Getting the regulatory file back, I think, is also a very big part of what we would like to accomplish. We plan to request a meeting with the FDA and start to discuss a regulatory path forward for vernakalant IV and oral. We expect that a meeting like that will take place in the second half of 2013, and we expect to have a plan going forward sometime after that. And since we all believe that U.S. IV approval and further development of the oral is a substantive value driver for Cardiome, that is a very important step forward for us as well.
So the coming months, I think, will be just as busy as the last 6 or 8 have been. Our commercial support becomes really critical and something we're trying to give the market a little more insight on in terms of -- I thought Karim did a very nice job of laying out that opportunity. We need to reach additional hospitals. We need to reach out to physicians.

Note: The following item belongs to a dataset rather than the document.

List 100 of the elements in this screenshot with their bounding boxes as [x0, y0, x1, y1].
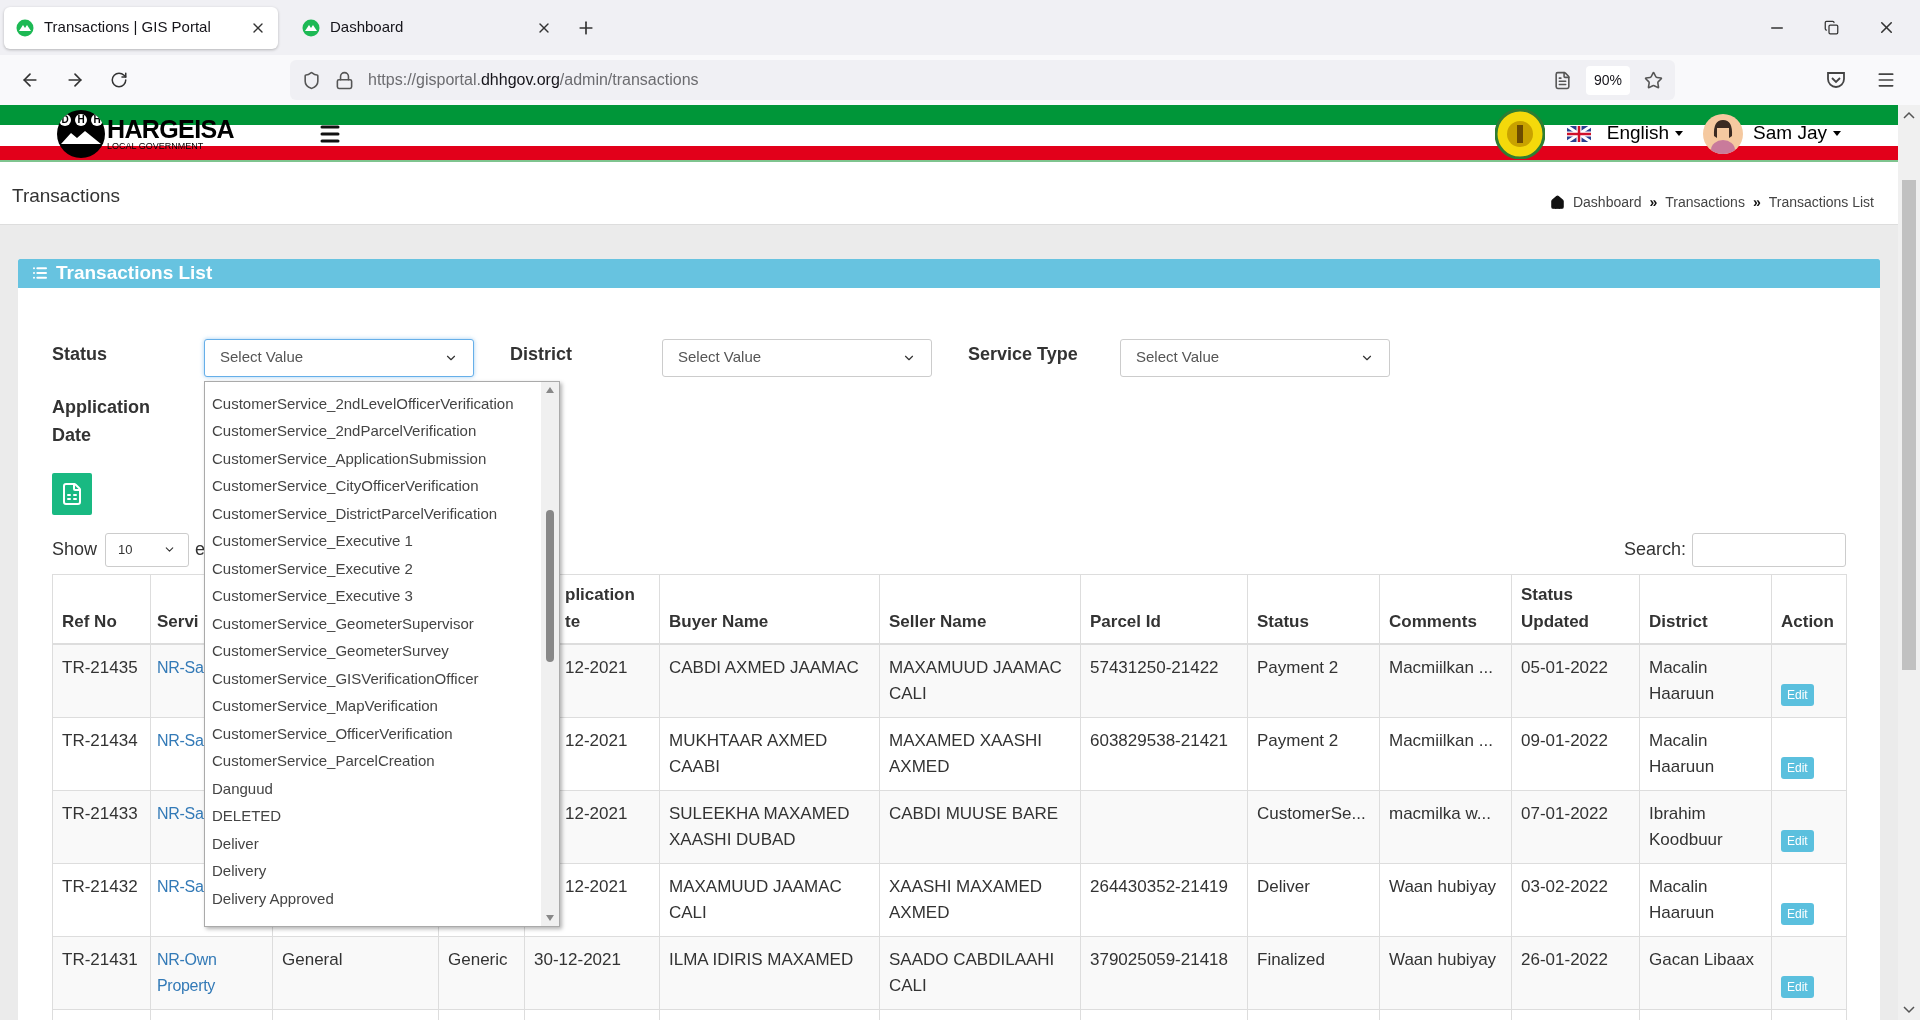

We need to go to conferences and we need to show what our value proposition is and how we can fit into an integrated treatment plan with atrial fibrillation.
So with all that, we're feeling quite positive as to how things are going. And we're feeling that we have a good handle on BRINAVESS and its role and we have a good handle on getting the right team in place to deliver that, and we look forward to moving more and more into the commercial side of the business and providing you with an update at our next call.
So with that, I'd like to open the call for questions. And operator, we're now ready and available to begin that. Thank you.
[Operator Instructions] There are no questions at this time. Please proceed.
William L. Hunter
Thank you very much. I'd like to think that's because we covered everything so eloquently, and now everyone is totally up to date. But thank you, all, for joining us on the call today. If you have any additional questions that you'd like to ask, please feel free to contact myself or Jennifer or Karim, as we're here to elaborate on this and any of the other things that we brought up on the call. So thank you for your interest in Cardiome, and have a good day.
Ladies and gentlemen, this concludes your conference call for today. We thank you for participating, and ask that you please disconnect your lines.